United States Suburbia
When I moved to Asia, I noticed that my relationship with my neighbours changed. I believe that it was more related to the change from living in houses on a street with a yard in the United States versus living in an apartment in Asia. In Asia, I lived in much larger cities so we mainly stayed in apartments/flats and everyone always seems to be busy. Interestingly enough, though some of my neighbours were westerners, the connection that I had grown up with was still missing. It seems odd, but I feel that close proximity to our neighbours actually may contribute to us being less connected and friendly. Maybe when we are physically close we seek the sanctuary of solitude to enjoy some alone time. When we are more physically separated we may miss and seek out a connection with others.

The stress of a larger city may also contribute to the perceived lack of friendliness. My hometown in the United States has a rush hour that lasts about 45 minutes. In every city that I have lived in Asia rush hour can last more than 3 hours and if it rains then you have to add on at least another hour. After dealing with a stressful commute, it usually takes me a bit of time to decompress. I usually even ask my wife to give me some space when I first come home as a chance to de-stress from the day’s work and commute.

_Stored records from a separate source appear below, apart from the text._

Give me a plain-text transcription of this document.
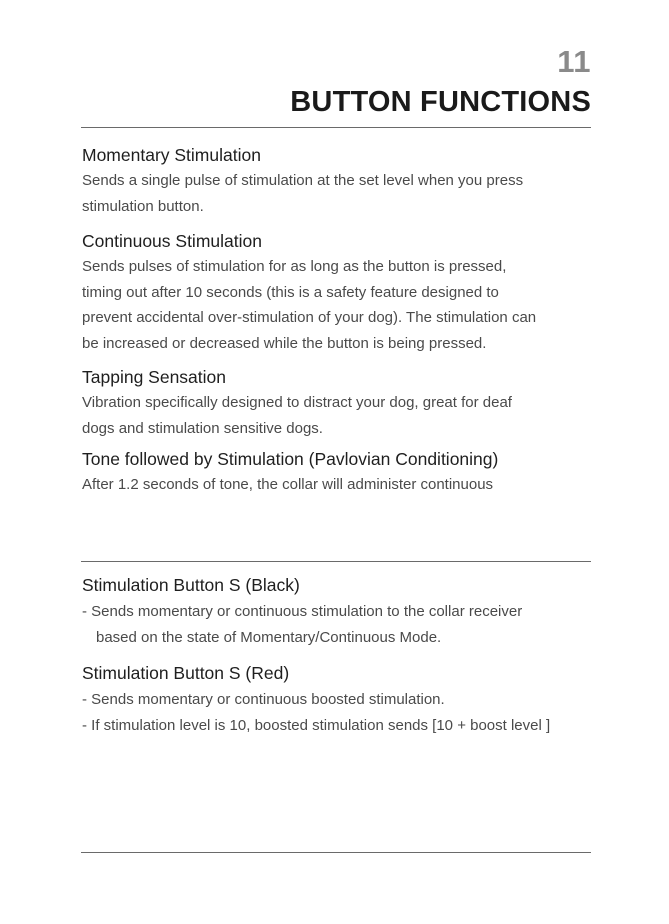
11
BUTTON FUNCTIONS
Momentary Stimulation

Sends a single pulse of stimulation at the set level when you press
stimulation button.

Continuous Stimulation

Sends pulses of stimulation for as long as the button is pressed,
timing out after 10 seconds (this is a safety feature designed to
prevent accidental over-stimulation of your dog). The stimulation can
be increased or decreased while the button is being pressed.

Tapping Sensation

Vibration specifically designed to distract your dog, great for deaf
dogs and stimulation sensitive dogs.

Tone followed by Stimulation (Pavlovian Conditioning)

After 1.2 seconds of tone, the collar will administer continuous

Stimulation Button S (Black)
- Sends momentary or continuous stimulation to the collar receiver
based on the state of Momentary/Continuous Mode.
Stimulation Button S (Red)
- Sends momentary or continuous boosted stimulation.
- If stimulation level is 10, boosted stimulation sends [10 + boost level ]
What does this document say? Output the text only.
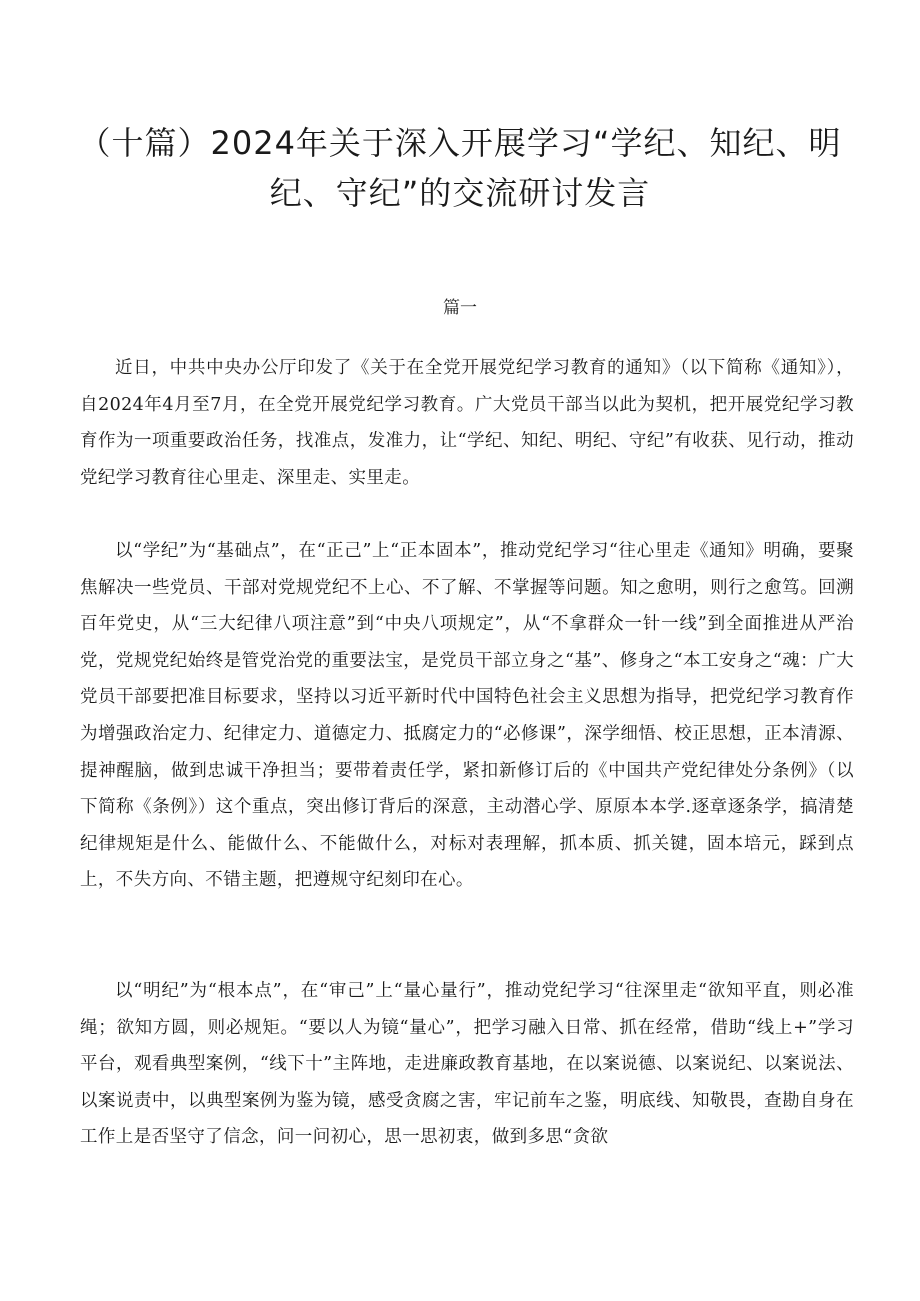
（十篇）2024年关于深入开展学习“学纪、知纪、明纪、守纪”的交流研讨发言
篇一

近日，中共中央办公厅印发了《关于在全党开展党纪学习教育的通知》（以下简称《通知》），自2024年4月至7月，在全党开展党纪学习教育。广大党员干部当以此为契机，把开展党纪学习教育作为一项重要政治任务，找准点，发准力，让“学纪、知纪、明纪、守纪”有收获、见行动，推动党纪学习教育往心里走、深里走、实里走。

以“学纪”为“基础点”，在“正己”上“正本固本”，推动党纪学习“往心里走《通知》明确，要聚焦解决一些党员、干部对党规党纪不上心、不了解、不掌握等问题。知之愈明，则行之愈笃。回溯百年党史，从“三大纪律八项注意”到“中央八项规定”，从“不拿群众一针一线”到全面推进从严治党，党规党纪始终是管党治党的重要法宝，是党员干部立身之“基”、修身之“本工安身之“魂：广大党员干部要把准目标要求，坚持以习近平新时代中国特色社会主义思想为指导，把党纪学习教育作为增强政治定力、纪律定力、道德定力、抵腐定力的“必修课”，深学细悟、校正思想，正本清源、提神醒脑，做到忠诚干净担当；要带着责任学，紧扣新修订后的《中国共产党纪律处分条例》（以下简称《条例》）这个重点，突出修订背后的深意，主动潜心学、原原本本学.逐章逐条学，搞清楚纪律规矩是什么、能做什么、不能做什么，对标对表理解，抓本质、抓关键，固本培元，踩到点上，不失方向、不错主题，把遵规守纪刻印在心。

以“明纪”为“根本点”，在“审己”上“量心量行”，推动党纪学习“往深里走“欲知平直，则必准绳；欲知方圆，则必规矩。“要以人为镜“量心”，把学习融入日常、抓在经常，借助“线上+”学习平台，观看典型案例，“线下十”主阵地，走进廉政教育基地，在以案说德、以案说纪、以案说法、以案说责中，以典型案例为鉴为镜，感受贪腐之害，牢记前车之鉴，明底线、知敬畏，查勘自身在工作上是否坚守了信念，问一问初心，思一思初衷，做到多思“贪欲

Since we have moved to Singapore, we have reached out to our neighbours and I must say that they have been great. We have shared meals together, invited each other to celebrations, and picked up gifts for each other on our travels. I have also struck up conversations in the elevators with some of the other neighbours. I find that most have been receptive and kind during our short journey. This makes me feel that most would be more receptive to becoming more neighbourly and be part of a larger community.

Overall, I am optimistic that even in large cities where populations are physically close that we can be kind and neighbourly to one another and develop a close knit community. However, I think we still need a catalyst to make things happen. I have decided to associate myself with the SKM as I believe that it acts as a catalyst. We may need to start small like greeting each other in elevators or as we stand in line (an all too common occurrence in Singapore). The opportunities for kindness are always there. It is up to us to take ownership of our social environment and just step up to make the effort.

I think that is what their tagline means when it says “A Nation of Kindness Starts with One”. I know it starts with me taking the initiative.

Darrin

Comments

  1. Thank you Darrin for your contribution in this posting! I thought your assessment of the differences between living in Asia versus the U.S. is quite accurate (though it may be more a difference in large city versus small town). As one who was born in Singapore but grew up in North America, I can attest to the friendliness of neighbors and sense of community I have here in the American suburbs. It is wonderful though to see you cross cultural bridges to "be the change that you wish to see". It certainly does boil down to each person having a greater consciousness of one's actions and responsibility in creating a better world to live in.